Home away from home for Hali-ela monkeys
A pioneering monkey project helps sort out a human-monkey conflict. Kumudini Hettiarachchi reports
The planning was meticulous. The operation carried out with precision, because the simian protagonists were clever and could also outwit their human cousins.
The plea for a solution for the woes of not only the farmers but also other villagers came from the community itself. The men, women and children of Moretota, about five km from Hali-ela, who had been beleaguered needed answers and quick ones at that. Humans were under attack – rilaw or Toque monkeys were rampaging through the village at will. A troop as large as 50-60 monkeys would descend on the village, destroy the vegetable crops, devastate the little paddy the families cultivated, even strip the larger trees such as jak and butter fruit, brazenly enter the homes and leave a trail of destruction.
Moretota was literally under siege. The houses were in shambles but more importantly the villagers had left off farming the land. The income of the families dropped drastically while the adults moped around their homes unable to engage in their livelihood.
Desperate for a respite, an appeal went out to Divisional Secretary Vijitha Nandakumara and discussions at that level reached the ears of Health Minister Nimal Siripala de Silva, for it fell under his constituency which was the Badulla district.
That was when the expertise of the Clinical Sciences Department, Veterinary Faculty, University of Peradeniya, was sought and readily given.
“In a situation like this, the tragic consequences would have been that the villagers would have wanted to exterminate the monkeys,” explains Senior Lecturer Dr. Ashoka Dangolla, adding that his department along with the Department of Wildlife Conservation stepped in to stop the monkeys being killed or injured by furious people.
It was in May that ‘Monkey Project’, the first of its kind in Sri Lanka, to trap a large number of monkeys, sterilize some of them and then translocate all captives to another location where they would no longer be a destructive force, saw the light of day.
The project began with Dr. Dangolla and his team mobilizing the support of the people, who had gathered at the Moretota temple under the guidance of the monk.
Usually in the cities monkeys become a problem due to improper waste disposal or dumping of garbage all over the place, of course, caused by human behaviour. But in Hali-ela, it was due to easier access to “delicacies” in the home gardens of the poor farmers, says Dr. Dangolla.

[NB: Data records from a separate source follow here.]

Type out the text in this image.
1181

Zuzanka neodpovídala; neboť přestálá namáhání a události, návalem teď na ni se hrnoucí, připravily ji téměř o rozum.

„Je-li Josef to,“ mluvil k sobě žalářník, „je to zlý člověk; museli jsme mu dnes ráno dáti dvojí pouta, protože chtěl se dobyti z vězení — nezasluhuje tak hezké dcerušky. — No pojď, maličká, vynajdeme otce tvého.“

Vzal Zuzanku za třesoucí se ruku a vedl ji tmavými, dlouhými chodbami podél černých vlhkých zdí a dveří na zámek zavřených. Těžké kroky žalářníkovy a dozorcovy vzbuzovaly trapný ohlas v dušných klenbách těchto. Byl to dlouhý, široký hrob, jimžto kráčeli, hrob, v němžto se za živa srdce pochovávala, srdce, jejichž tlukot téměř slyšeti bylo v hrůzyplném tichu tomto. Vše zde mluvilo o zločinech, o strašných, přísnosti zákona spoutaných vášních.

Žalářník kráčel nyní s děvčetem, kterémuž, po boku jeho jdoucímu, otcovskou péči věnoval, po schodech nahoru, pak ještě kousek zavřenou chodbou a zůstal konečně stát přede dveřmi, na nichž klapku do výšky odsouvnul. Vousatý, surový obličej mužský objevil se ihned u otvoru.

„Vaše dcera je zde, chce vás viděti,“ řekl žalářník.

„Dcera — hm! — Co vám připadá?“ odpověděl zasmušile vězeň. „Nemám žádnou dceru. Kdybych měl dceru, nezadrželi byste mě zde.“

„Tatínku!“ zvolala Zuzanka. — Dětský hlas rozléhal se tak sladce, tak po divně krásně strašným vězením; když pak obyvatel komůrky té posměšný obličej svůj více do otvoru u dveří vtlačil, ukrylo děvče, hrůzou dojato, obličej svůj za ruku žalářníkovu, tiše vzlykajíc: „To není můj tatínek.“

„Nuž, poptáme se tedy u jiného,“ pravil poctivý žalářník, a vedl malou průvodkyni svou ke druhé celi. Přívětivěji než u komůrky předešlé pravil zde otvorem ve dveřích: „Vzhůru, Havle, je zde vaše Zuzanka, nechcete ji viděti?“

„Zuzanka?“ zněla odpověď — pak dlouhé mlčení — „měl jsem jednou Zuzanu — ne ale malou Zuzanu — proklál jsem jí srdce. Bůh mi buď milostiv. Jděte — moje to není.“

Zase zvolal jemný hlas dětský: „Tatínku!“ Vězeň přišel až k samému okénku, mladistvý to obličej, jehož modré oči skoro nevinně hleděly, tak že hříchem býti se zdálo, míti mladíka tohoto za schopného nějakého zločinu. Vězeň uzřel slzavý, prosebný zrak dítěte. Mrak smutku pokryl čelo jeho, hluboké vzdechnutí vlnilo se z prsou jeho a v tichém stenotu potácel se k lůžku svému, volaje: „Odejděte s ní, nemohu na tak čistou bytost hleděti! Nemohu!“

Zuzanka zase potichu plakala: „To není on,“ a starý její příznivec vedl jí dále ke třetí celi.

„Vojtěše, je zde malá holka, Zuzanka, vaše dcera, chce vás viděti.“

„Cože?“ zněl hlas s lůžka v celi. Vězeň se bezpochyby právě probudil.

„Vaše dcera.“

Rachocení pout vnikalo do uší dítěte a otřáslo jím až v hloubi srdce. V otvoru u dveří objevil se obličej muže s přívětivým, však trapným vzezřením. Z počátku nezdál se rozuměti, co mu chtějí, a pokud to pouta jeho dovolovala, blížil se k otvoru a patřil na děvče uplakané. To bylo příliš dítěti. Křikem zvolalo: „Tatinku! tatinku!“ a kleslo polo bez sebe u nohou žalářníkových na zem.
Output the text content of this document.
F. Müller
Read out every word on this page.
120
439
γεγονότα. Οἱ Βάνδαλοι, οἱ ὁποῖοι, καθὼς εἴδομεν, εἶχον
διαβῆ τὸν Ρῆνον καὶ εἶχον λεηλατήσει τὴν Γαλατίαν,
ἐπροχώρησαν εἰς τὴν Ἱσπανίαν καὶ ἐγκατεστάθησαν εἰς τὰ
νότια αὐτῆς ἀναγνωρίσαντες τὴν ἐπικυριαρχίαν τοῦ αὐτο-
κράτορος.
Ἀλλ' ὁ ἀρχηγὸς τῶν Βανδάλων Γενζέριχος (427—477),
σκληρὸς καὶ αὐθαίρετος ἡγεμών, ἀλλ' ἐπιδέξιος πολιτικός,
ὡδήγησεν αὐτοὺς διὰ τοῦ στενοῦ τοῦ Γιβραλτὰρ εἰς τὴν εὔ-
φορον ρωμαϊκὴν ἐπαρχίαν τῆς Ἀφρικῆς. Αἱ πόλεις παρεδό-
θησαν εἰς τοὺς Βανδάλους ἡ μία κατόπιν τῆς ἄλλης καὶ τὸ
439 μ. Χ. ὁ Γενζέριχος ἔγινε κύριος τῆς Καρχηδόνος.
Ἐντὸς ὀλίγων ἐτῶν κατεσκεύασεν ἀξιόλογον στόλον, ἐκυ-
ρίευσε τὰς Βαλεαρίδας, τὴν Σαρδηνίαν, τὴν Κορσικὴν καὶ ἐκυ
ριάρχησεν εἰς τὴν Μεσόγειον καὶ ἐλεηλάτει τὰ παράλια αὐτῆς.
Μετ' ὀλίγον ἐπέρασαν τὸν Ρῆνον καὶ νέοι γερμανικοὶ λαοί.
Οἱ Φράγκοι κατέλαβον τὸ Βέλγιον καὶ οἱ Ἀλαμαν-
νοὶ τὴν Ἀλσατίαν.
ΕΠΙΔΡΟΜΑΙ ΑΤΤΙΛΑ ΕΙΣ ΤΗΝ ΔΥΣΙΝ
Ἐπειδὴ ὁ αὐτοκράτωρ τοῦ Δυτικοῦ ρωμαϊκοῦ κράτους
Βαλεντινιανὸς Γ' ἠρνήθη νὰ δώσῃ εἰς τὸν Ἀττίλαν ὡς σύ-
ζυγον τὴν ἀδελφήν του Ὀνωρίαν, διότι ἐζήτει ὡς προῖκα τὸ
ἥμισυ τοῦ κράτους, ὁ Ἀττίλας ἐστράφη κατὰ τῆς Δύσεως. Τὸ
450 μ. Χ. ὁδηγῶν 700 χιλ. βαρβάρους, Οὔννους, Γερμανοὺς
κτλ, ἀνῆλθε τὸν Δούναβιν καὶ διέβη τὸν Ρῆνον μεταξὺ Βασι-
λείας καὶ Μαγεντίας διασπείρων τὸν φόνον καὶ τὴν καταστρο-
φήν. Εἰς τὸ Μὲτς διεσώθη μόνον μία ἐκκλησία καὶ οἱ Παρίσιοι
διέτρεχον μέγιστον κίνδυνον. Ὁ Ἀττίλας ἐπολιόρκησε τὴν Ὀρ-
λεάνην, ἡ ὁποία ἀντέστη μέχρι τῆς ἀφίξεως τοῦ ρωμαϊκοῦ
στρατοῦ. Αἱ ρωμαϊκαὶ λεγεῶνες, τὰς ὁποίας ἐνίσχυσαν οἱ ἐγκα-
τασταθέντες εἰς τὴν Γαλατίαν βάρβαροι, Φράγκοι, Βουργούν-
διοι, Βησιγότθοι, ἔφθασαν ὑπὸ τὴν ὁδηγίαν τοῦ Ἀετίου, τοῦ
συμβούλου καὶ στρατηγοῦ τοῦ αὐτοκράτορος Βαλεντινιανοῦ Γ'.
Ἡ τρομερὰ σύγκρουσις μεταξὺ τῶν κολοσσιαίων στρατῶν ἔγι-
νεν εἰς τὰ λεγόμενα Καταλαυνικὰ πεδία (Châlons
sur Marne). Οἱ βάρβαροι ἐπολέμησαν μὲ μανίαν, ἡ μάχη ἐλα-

The villagers themselves volunteered to build the traps, lure the monkeys, firstly the inquisitive ones regularly into them by providing food, until they were confident and would come in their numbers, then close the traps and call the vets. Two big traps and several smaller traps were built by the menfolk while the womenfolk drew up rosters to lure and feed the creatures.
“Then we went along with Dr. Ashoka to sterilize both female and male monkeys,” says Assistant Lecturer Dr. Manjula Jayasinghe, who stressed that the babies or very young ones and pregnant and lactating mothers were excluded from this procedure.
The other team members were Lecturer Dr. Jeevanta Wijesinghe, Assistant Lecturer Dr. Madira Kularatne along with four final-year students of the Vet. Faculty. Of the 52 captured monkeys, only 38 were sterilized, said Dr. Jayasinghe, adding that they were then kept under observation post-op, with antibiotics being administered to prevent infections.
It was then time for them to be translocated. With the help of Additional Director M.C.G. Sooriyabandara and Chief Veterinary Surgeon Dr. Taraka Prasad of the Department of Wildlife Conservation, the team had identified a lush island in the Randenigala reservoir for this purpose.
There are other animals including monkeys there and also food in plenty, said Dr. Jayasinghe. After a nearly 50 km journey by vehicle and a short boat ride across the waters, it was a new home for the Hali-ela monkeys in Randenigala, away from the wrath and dangers they could face by becoming a menace to humans.
Will they fit in?
How will the monkeys, with strong “family links” adapt to the new environment in Randenigala? Will the “pita gam karayo” have to face other warring troops? Will they miss their kith and kin left behind in Hali-ela?
No one knows, says Dr. Dangolla, adding that research on these aspects have not been carried out in Sri Lanka. But what choice is left, he asks. As jungles are cleared to give way to development and humans encroach on the habitat of animals, the monkeys too are losing their feeding grounds. They rampage through villages and farmland looking for food, and becoming a major problem for humans.
Dealing with the issue of sterilization, he says some people argue that one could simply translocate them without performing surgery on them. The surgery was done for two reasons. “Firstly, since we have not done a survey on the carrying capacity of the island to which they were released, to control their rapid growth. Secondly, controlling the numbers would help us to translocate some more troublesome monkeys to the same location without saturating the natural habitat under the first project itself.”
That is why it is better to try to reduce their numbers and then translocate them to a safer place. Otherwise they may become the victims of human anger, adds Dr. Dangolla.